Retirado de "O Raio Misterioso" de "As Aventuras de Joana, João e do Macaco Simão", do original em francês publicado no jornal "Le Petit Vingtième", de 6 de Janeiro de 1938.

Do you remember the first time? - Pulp

Nos comentários ao post anterior, R. Castro Ferreira, do Solas na Mesa, levanta uma questão interessantíssima: se a Brooklyn Bridge figura na fotografia publicada no Crapouillot, de Outubro de 1930, e na vinheta retirada de "A Erupção do Karamako", porque é que ela não figura na de "Tintin na América"? Diz ainda o Ricardo: "Será que encontramos uma falha do mestre ou apenas um capricho de artista?"
A resposta é difícil, muito difícil.
Vamos por partes. Nos mesmos comentários levantei duas hipóteses:
1 - A Brooklyn Bridge, sendo um objecto de leitura dominantemente horizontal (ainda que um ícone da cidade de Nova Iorque), retiraria o impacto vertical que Hergé desejava para a referida vinheta. Ou seja, Hergé desejava claramente simbolizar, através de um último olhar de Tintin, à medida que o barco se afasta em direcção ao continente europeu, a urbanização voraz do capitalismo americano em contraste com a enorme planície oceânica. Irónica e possivelmente de forma intencional, os próprios edifícios parecem um gráfico de barras à boa maneira dos estudos financeiros de uma empresa americana.
2 - Hergé desejava acentuar a insularidade de Manhattan e afirmar o abandono do continente americano, enquanto Tintin iniciava a sua viagem transatlântica. A ponte acabaria por deixar ao leitor a imagem visual de continuidade, inadequada ao propósito referido.
No caso de "As Aventuras de Joana, João e do Macaco Simão", Hergé não tem necessidade de sublinhar estas questões uma vez que, ao contrário do que acontece em "Tintin na América", os Legrand (pais) estão a chegar ao continente americano e os Estados Unidos não são vistos como o inimigo capaz de tudo por dinheiro, mas o lugar onde ansiosamente a sua filha os espera.
Julgo que estas razões serão suficientes para justificar a ausência da ponte na dita vinheta.

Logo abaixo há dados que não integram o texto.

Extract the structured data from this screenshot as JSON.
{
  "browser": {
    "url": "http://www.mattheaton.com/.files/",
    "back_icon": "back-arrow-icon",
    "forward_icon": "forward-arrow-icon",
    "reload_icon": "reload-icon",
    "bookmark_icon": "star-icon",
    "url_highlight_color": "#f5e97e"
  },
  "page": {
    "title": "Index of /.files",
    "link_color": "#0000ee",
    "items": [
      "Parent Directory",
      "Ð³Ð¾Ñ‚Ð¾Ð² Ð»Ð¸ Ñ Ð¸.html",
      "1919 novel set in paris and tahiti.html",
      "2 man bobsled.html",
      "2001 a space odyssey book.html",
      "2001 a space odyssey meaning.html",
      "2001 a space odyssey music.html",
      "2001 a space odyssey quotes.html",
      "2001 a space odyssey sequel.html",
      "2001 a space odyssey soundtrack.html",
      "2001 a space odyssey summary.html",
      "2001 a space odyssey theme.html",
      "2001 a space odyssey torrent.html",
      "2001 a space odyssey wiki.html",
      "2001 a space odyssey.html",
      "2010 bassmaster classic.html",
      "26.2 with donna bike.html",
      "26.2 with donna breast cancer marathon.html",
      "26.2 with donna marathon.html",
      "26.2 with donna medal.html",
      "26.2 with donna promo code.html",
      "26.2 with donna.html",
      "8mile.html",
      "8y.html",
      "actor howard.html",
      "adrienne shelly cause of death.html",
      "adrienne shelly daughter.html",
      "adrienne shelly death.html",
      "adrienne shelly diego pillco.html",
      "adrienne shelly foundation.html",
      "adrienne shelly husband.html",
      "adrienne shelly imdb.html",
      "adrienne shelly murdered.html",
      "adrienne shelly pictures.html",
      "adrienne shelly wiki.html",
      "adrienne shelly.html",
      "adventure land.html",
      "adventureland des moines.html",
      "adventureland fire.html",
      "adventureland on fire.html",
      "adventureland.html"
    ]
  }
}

Mas, ainda assim, resolvi espreitar a versão original de "A Erupção do Karamako". Esta fazia parte da história "O Raio Misterioso" que foi publicado entre 1937 e 1938, no jornal "Le Petit Vintième". E, curiosamente e para meu espanto, a Brooklyn Bridge também é aí omitida (ainda que o plano pareça cortar o extremo da ilha)!
Terá sido então "falha do mestre", como aventou o Ricardo?

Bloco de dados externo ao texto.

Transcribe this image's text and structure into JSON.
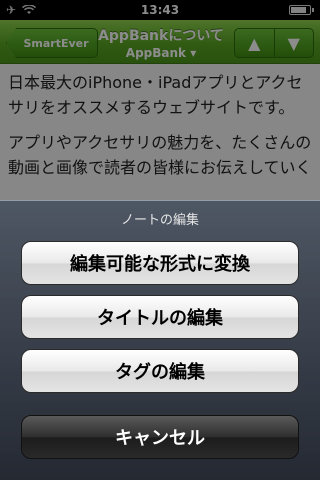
{
  "status_bar": {
    "time": "13:43"
  },
  "nav": {
    "back_label": "SmartEver",
    "title": "AppBankについて",
    "subtitle": "AppBank ▾"
  },
  "content": {
    "paragraph1": "日本最大のiPhone・iPadアプリとアクセサリをオススメするウェブサイトです。",
    "paragraph2": "アプリやアクセサリの魅力を、たくさんの動画と画像で読者の皆様にお伝えしていく"
  },
  "action_sheet": {
    "title": "ノートの編集",
    "buttons": [
      "編集可能な形式に変換",
      "タイトルの編集",
      "タグの編集"
    ],
    "cancel_label": "キャンセル"
  }
}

Julgo que nunca saberemos. Mas, de facto, o álbum contém algumas incongruências: os volantes nos automóveis estão do lado direito (Hergé terá assumido que os EUA teriam importado a postura britânica) e as cenas de cowboys no velho oeste parecem pouco consentâneas com a década de 30 do século XX, onde a acção se desenrola. A história viria a ser redesenhada, como praticamente toda a obra, mas neste caso por razões ligadas a um certo espírito colonialista em torno dos afro-americanos, absolutamente claro em todo o livro.
É por isso que, a afirmação que fiz no post anterior, em que defendi que a "cuidada apresentação da realidade, somada a um certo tom melodramático e crítico sobre a opressão sobre os mais fracos, acaba, na minha opinião, por enquadrar Hergé e a sua obra no movimento neo-realista de meados do século XX", deve ser entendida, não nos seus primeiros anos de trabalho no "Le Petit Vingtième", mas no período pós II Guerra Mundial, depois da paragem forçada pelo conflito e pelos ataques que sofreu por suposta (e, ao que tudo indica, falsa) ligação aos nazis (tendo sido detido inclusivamente por 4 ocasiões por grupos anti-nazis, no caótico período do pós-guerra).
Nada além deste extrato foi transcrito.